UAE: Why mixed-use communities are more profitable than standalone buildings

The UAE real estate market is witnessing a significant shift as mixed-use communities emerge as the most profitable investment option, outperforming traditional standalone residential buildings. According to recent data, mixed-use developments have achieved the highest rental yields year-to-date at approximately 8%, compared to 7% for master-planned communities and 5% for standalone residential projects. This trend underscores the growing preference for integrated living spaces that combine residential, retail, and lifestyle amenities. Cherif Sleiman, Chief Revenue Officer at Property Finder, highlighted that such developments attract tenants seeking convenience, community facilities, and proximity to workplaces. The demand for smaller, affordable units like one-bedroom apartments and studios has surged, with apartments constituting 57% of buyer demand and 78% of rental searches. Mixed-use communities also command rental premiums averaging 20–25%, with steady demand throughout 2025. While standalone buildings have seen a 16% price appreciation, slightly higher than mixed-use developments at 15%, the latter offers a balanced combination of rental returns and capital growth.
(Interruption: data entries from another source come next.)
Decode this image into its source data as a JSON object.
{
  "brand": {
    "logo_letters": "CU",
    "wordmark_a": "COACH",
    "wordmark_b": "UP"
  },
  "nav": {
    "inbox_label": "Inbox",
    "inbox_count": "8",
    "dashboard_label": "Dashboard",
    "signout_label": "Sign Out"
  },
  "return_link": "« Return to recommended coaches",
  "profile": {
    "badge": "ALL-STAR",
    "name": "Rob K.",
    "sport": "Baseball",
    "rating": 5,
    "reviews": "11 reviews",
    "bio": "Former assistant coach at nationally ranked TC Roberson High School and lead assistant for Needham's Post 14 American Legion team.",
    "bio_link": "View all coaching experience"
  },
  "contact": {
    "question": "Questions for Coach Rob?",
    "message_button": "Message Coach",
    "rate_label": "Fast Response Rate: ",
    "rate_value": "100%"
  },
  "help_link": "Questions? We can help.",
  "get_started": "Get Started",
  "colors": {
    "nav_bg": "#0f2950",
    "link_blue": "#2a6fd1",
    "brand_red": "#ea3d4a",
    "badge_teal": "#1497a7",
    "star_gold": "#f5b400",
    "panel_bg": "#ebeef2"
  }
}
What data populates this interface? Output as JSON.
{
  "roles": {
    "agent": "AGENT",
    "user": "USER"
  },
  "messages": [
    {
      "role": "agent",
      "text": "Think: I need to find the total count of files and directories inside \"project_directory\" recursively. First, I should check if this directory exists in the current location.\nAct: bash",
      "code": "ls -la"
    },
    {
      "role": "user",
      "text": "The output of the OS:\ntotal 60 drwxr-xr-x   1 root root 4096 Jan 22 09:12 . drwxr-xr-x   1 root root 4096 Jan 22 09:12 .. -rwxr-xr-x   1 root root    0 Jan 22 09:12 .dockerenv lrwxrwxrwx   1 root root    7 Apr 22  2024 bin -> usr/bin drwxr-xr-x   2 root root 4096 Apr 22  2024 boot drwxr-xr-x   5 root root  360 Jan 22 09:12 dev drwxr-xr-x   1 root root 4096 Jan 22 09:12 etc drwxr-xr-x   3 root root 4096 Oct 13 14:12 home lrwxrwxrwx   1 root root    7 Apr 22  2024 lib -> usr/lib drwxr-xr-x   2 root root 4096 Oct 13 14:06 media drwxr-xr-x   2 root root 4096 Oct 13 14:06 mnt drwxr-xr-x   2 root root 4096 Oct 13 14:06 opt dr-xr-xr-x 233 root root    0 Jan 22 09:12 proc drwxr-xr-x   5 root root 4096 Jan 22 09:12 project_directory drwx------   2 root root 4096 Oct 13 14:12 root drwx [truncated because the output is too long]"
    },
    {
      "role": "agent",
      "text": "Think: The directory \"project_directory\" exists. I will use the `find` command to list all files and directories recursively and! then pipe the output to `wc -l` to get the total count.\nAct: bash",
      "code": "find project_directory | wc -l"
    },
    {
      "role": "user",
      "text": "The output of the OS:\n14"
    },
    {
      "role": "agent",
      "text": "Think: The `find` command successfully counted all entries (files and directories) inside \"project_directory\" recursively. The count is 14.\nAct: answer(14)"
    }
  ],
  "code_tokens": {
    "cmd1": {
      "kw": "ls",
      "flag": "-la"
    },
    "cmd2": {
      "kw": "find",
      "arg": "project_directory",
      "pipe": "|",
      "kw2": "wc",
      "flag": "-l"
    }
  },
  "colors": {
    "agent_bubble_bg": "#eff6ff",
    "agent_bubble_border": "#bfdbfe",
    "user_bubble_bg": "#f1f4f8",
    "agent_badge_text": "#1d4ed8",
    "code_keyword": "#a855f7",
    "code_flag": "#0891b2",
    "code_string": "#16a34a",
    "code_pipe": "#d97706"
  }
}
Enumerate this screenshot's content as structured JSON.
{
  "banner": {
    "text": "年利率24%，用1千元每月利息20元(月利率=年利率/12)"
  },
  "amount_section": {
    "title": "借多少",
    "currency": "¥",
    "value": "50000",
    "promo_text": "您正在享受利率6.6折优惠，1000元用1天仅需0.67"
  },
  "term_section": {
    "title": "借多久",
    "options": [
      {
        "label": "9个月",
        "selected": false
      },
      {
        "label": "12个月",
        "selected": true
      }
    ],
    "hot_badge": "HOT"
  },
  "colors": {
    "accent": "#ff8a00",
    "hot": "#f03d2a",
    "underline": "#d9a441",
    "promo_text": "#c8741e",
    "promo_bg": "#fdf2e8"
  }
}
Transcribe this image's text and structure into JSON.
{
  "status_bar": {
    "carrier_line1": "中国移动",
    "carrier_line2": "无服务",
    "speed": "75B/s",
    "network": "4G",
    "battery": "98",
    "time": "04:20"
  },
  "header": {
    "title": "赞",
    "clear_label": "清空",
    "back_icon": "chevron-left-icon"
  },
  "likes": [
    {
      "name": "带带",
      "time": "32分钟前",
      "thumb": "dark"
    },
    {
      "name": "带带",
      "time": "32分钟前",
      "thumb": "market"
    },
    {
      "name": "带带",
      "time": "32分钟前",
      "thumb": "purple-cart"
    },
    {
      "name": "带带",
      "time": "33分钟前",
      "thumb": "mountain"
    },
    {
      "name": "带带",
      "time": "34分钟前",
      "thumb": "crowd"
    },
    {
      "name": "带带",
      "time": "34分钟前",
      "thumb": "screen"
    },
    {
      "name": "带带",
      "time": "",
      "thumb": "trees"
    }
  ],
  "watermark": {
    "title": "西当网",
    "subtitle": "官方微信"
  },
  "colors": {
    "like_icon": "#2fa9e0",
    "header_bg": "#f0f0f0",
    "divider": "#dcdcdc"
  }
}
Experts like Ben Crompton of Crompton Partners Estate Agents emphasize that mixed-use projects provide long-term stability, higher ROI, and resilience against market downturns due to their diversified tenant mix. Jamal Lootah, President of MEFMA, noted that integrated communities benefit from shared infrastructure, reducing operational costs and ensuring stable occupancy. This shift aligns with urban strategies like Dubai’s 2040 Urban Master Plan, which promotes walkable, mixed-use neighborhoods. While standalone developments will persist, the future of UAE real estate is increasingly defined by self-sustained, amenity-rich communities.